Les créateurs et les éditeurs ne disposent pas à l'heure actuelle de moyens suffisants pour garantir une utilisation équitable de leurs œuvres par le secteur de l'éducation et contrer les interprétations abusives de cette notion.

3. Où l'on découvre que de nouveaux enjeux sont mis sur la table

Le document de consultation établit un lien direct entre l'objet de la consultation (la prolongation de 50 à 70 ans du droit d'auteur) et des mesures à prendre pour établir un régime relatif aux œuvres orphelines et celles inaccessibles sur le marché.

Ce lien ne nous apparaît pas du tout évident et nous porte à craindre que certains utilisateurs d'œuvres envisagent la prolongation du droit d'auteur comme une occasion d'ajouter des exceptions supplémentaires à une Loi qui en compte déjà trop.

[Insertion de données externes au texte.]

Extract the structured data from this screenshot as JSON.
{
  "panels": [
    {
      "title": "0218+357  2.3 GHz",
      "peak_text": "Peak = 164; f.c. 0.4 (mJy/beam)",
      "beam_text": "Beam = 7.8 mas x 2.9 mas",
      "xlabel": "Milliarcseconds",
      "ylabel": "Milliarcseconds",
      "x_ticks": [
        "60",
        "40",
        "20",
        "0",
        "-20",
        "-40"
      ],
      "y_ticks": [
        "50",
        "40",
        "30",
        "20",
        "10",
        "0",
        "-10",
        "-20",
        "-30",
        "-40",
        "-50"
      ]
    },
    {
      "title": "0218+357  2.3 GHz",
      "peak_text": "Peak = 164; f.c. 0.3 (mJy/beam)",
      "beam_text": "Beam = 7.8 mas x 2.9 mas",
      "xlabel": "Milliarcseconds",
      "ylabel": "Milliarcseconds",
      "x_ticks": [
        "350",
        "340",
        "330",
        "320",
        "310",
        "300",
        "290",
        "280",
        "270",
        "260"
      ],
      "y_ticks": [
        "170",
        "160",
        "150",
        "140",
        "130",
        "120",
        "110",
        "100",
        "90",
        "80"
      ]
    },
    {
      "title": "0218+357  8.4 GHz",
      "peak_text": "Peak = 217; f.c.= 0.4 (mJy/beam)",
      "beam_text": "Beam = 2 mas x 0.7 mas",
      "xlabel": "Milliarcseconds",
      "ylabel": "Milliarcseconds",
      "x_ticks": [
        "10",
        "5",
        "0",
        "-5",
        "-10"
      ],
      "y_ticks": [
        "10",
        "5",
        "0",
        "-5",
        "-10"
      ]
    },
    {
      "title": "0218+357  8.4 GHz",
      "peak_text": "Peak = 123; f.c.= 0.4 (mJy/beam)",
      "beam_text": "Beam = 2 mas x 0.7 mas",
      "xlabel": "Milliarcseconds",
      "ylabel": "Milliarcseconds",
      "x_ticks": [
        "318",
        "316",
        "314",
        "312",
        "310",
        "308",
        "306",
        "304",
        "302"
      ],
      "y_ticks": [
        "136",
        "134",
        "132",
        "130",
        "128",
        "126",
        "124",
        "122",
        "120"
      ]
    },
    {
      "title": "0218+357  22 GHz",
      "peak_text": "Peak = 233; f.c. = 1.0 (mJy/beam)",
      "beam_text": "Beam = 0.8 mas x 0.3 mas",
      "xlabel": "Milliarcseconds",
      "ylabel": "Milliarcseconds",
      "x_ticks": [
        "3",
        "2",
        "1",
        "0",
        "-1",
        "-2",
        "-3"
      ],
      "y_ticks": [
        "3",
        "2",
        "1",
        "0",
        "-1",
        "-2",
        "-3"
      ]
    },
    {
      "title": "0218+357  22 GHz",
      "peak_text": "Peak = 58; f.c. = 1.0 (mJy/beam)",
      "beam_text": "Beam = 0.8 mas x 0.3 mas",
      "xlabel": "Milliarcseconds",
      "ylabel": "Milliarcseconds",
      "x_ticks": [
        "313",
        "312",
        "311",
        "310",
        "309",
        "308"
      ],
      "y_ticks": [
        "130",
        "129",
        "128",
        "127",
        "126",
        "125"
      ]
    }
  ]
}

Même s'il est important d'aborder la question des œuvres orphelines et de celles inaccessibles sur le marché, la présente consultation ne nous semble pas le cadre approprié pour ce faire. En effet, ces questions fondamentales méritent davantage de réflexion que les 30 jours offerts ici et nécessitent une consultation spécifique pour éviter les confusions. Pensons par exemple aux œuvres inaccessibles sur le marché que le document définit comme « un livre publié dont le tirage est épuisé depuis de nombreuses années », situation qui survient fréquemment, souvent bien avant la mort de l'artiste. Cette question n'est donc aucunement liée à la durée du droit d'auteur.

Doit-on lire une volonté de lier au domaine public toute œuvre inaccessible sur le marché ? Il est évident que l'UNEQ ne peut considérer cette option comme envisageable.

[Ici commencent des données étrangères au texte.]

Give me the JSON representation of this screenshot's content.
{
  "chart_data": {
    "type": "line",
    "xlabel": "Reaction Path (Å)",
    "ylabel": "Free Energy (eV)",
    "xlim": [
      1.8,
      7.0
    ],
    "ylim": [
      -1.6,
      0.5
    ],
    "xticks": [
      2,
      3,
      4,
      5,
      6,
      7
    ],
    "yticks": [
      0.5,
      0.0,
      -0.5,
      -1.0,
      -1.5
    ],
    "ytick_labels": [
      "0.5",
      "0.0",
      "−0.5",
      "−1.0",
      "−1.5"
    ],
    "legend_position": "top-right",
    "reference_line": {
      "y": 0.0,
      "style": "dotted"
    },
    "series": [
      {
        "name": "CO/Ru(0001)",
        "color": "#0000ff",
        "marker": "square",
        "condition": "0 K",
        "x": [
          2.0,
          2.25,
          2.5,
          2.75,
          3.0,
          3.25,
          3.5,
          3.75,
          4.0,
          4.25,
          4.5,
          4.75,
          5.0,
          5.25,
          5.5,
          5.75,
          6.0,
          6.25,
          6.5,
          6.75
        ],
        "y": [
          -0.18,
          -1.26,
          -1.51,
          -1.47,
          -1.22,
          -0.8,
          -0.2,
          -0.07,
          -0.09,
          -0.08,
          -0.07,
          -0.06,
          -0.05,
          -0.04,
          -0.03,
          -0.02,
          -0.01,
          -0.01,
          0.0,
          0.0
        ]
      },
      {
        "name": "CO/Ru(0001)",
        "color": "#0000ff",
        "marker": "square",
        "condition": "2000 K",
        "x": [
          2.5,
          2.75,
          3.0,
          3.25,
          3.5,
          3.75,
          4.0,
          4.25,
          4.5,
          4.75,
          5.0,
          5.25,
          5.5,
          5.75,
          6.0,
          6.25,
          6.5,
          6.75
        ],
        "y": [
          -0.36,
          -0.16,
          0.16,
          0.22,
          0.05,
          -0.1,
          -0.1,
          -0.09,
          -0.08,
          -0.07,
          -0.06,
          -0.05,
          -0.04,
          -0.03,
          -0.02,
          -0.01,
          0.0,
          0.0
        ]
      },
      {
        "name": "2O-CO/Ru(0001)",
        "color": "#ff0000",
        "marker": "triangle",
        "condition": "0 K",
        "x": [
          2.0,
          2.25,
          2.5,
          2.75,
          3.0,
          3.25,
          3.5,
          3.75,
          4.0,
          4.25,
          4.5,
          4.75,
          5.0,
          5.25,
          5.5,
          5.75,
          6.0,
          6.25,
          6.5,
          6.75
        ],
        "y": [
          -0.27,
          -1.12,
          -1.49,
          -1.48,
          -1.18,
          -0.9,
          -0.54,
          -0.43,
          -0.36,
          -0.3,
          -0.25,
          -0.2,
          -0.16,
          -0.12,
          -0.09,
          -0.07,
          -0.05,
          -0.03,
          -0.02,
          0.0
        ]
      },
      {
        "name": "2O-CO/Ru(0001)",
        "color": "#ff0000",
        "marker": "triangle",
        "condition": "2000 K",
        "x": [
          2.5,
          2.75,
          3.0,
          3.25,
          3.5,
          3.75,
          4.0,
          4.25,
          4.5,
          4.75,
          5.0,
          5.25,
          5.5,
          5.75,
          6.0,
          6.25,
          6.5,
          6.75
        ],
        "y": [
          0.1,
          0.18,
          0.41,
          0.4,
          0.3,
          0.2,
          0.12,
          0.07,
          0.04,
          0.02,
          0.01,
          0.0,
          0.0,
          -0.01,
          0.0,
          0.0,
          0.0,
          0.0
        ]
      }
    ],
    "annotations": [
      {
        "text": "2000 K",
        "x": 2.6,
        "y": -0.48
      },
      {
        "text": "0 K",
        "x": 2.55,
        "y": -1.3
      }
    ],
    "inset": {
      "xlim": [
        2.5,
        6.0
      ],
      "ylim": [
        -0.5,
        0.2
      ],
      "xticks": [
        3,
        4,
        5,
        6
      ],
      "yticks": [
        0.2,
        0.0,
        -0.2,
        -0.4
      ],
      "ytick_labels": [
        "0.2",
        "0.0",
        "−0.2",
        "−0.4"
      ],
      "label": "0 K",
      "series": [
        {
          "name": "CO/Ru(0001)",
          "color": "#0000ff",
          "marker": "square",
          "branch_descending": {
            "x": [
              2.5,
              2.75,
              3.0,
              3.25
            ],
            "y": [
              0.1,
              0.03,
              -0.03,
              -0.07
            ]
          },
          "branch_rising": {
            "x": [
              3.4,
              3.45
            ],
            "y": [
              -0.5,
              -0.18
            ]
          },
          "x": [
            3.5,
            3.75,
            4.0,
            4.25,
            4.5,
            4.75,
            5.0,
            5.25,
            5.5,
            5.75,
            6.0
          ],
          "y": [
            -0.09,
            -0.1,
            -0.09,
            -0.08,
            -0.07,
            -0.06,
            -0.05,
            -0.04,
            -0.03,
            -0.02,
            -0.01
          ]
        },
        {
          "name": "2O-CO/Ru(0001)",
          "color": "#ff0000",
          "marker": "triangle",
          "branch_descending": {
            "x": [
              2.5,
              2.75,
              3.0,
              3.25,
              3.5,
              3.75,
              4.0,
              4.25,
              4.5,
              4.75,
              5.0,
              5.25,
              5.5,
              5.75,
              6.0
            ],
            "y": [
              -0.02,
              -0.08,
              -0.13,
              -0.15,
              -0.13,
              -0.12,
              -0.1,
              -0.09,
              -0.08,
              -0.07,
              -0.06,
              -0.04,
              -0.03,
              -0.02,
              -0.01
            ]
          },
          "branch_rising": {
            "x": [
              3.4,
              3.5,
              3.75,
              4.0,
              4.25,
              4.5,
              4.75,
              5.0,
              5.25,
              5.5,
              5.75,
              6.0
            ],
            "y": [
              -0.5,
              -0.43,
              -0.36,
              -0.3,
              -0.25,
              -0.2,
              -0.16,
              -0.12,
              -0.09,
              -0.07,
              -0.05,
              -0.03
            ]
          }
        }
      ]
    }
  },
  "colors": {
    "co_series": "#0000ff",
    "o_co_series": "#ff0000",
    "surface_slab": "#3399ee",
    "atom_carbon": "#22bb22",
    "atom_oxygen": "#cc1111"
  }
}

Cela dit, dans un souci de coopérer à ces travaux et avec l'espoir que la Loi soit révisée dans les meilleurs délais, voici nos principales recommandations concernant le souhait du gouvernement de mettre en place un régime pour les œuvres orphelines ou les œuvres inaccessibles sur le marché.

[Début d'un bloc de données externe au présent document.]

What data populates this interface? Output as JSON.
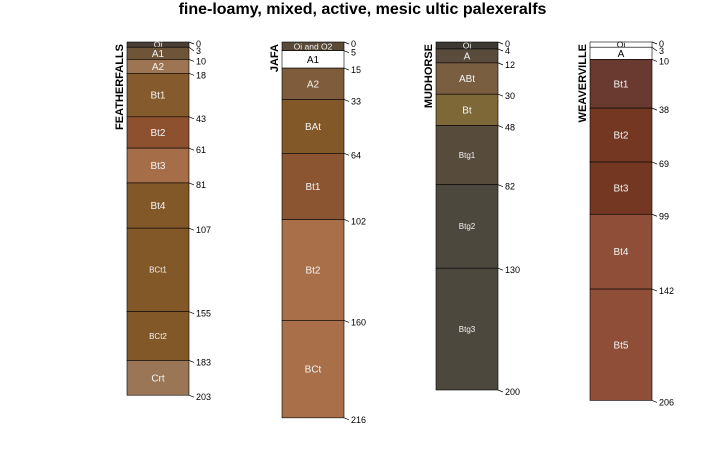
{
  "title": "fine-loamy, mixed, active, mesic ultic palexeralfs",
  "profiles": [
    {
      "name": "FEATHERFALLS",
      "horizons": [
        {
          "name": "Oi",
          "top": 0,
          "bottom": 3,
          "color": "#4a4038"
        },
        {
          "name": "A1",
          "top": 3,
          "bottom": 10,
          "color": "#6e5538"
        },
        {
          "name": "A2",
          "top": 10,
          "bottom": 18,
          "color": "#9e7552"
        },
        {
          "name": "Bt1",
          "top": 18,
          "bottom": 43,
          "color": "#855a2c"
        },
        {
          "name": "Bt2",
          "top": 43,
          "bottom": 61,
          "color": "#8e5130"
        },
        {
          "name": "Bt3",
          "top": 61,
          "bottom": 81,
          "color": "#a56e48"
        },
        {
          "name": "Bt4",
          "top": 81,
          "bottom": 107,
          "color": "#835828"
        },
        {
          "name": "BCt1",
          "top": 107,
          "bottom": 155,
          "color": "#835828"
        },
        {
          "name": "BCt2",
          "top": 155,
          "bottom": 183,
          "color": "#835828"
        },
        {
          "name": "Crt",
          "top": 183,
          "bottom": 203,
          "color": "#9a7656"
        }
      ]
    },
    {
      "name": "JAFA",
      "horizons": [
        {
          "name": "Oi and O2",
          "top": 0,
          "bottom": 5,
          "color": "#5a4a3a"
        },
        {
          "name": "A1",
          "top": 5,
          "bottom": 15,
          "color": "#ffffff"
        },
        {
          "name": "A2",
          "top": 15,
          "bottom": 33,
          "color": "#7e5c3c"
        },
        {
          "name": "BAt",
          "top": 33,
          "bottom": 64,
          "color": "#835828"
        },
        {
          "name": "Bt1",
          "top": 64,
          "bottom": 102,
          "color": "#8a5530"
        },
        {
          "name": "Bt2",
          "top": 102,
          "bottom": 160,
          "color": "#a86f48"
        },
        {
          "name": "BCt",
          "top": 160,
          "bottom": 216,
          "color": "#a86f48"
        }
      ]
    },
    {
      "name": "MUDHORSE",
      "horizons": [
        {
          "name": "Oi",
          "top": 0,
          "bottom": 4,
          "color": "#3c3832"
        },
        {
          "name": "A",
          "top": 4,
          "bottom": 12,
          "color": "#5a4c3c"
        },
        {
          "name": "ABt",
          "top": 12,
          "bottom": 30,
          "color": "#7a5e40"
        },
        {
          "name": "Bt",
          "top": 30,
          "bottom": 48,
          "color": "#7e6838"
        },
        {
          "name": "Btg1",
          "top": 48,
          "bottom": 82,
          "color": "#574c3c"
        },
        {
          "name": "Btg2",
          "top": 82,
          "bottom": 130,
          "color": "#4c483e"
        },
        {
          "name": "Btg3",
          "top": 130,
          "bottom": 200,
          "color": "#4c483e"
        }
      ]
    },
    {
      "name": "WEAVERVILLE",
      "horizons": [
        {
          "name": "Oi",
          "top": 0,
          "bottom": 3,
          "color": "#ffffff"
        },
        {
          "name": "A",
          "top": 3,
          "bottom": 10,
          "color": "#ffffff"
        },
        {
          "name": "Bt1",
          "top": 10,
          "bottom": 38,
          "color": "#6a3a30"
        },
        {
          "name": "Bt2",
          "top": 38,
          "bottom": 69,
          "color": "#743822"
        },
        {
          "name": "Bt3",
          "top": 69,
          "bottom": 99,
          "color": "#743822"
        },
        {
          "name": "Bt4",
          "top": 99,
          "bottom": 142,
          "color": "#8e4e38"
        },
        {
          "name": "Bt5",
          "top": 142,
          "bottom": 206,
          "color": "#8e4e38"
        }
      ]
    }
  ]
}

  • L'UNEQ est défavorable à l'obligation d'enregistrer ses œuvres littéraires pour bénéficier de la protection du droit d'auteur :
    • parce que cette formalité sera coûteuse ;
    • parce que la Convention de Berne, dont le Canada est signataire, proscrit ce type de démarche ;
    • parce que cela impliquerait plusieurs enregistrements pour une même œuvre (le manuscrit inscrit par l'auteur, la version inscrite par l'éditeur et, en cas de rétrocession des droits, une nouvelle inscription par l'auteur). Ce n'est pas un système adapté à notre réalité.
  • Établir une définition claire et concertée entre les parties prenantes de ce qu'est « une œuvre inaccessible sur le marché ».
  • L'option consistant à permettre l'utilisation des œuvres orphelines ou des œuvres inaccessibles sur le marché à des organisations à but non lucratif, comme les musées, archives ou bibliothèques, peut être envisagée, mais à plusieurs conditions :
    • une preuve tangible que des recherches ont été menées de bonne foi, notamment dans le cas des œuvres orphelines ;
    • une démarche effectuée par l'utilisateur auprès d'une société de gestion pour obtenir une autorisation d'utilisation (ce n'est pas au titulaire de droit de mener une démarche pour la réclamer à postériori) ;
    • la possibilité pour l'ayant droit de ne pas autoriser cette utilisation ;
    • une rémunération équitable établie par un système de licence.

5. Conclusion

L'UNEQ se réjouit que le Canada prolonge la durée du droit d'auteur. Ce progrès, rendu obligatoire par l'ACEUM, ne doit cependant pas être une occasion pour les représentants des utilisateurs d'ajouter de nouvelles exceptions à une Loi qui en contient trop.

L'UNEQ invite le gouvernement à différer la réflexion relative à la mise en place d'un régime de gestion des œuvres orphelines ou des œuvres inaccessibles sur le marché.

L'UNEQ souhaite que la question de l'utilisation dite « équitable » à des fins pédagogiques devienne rapidement la priorité des débats et des consultations.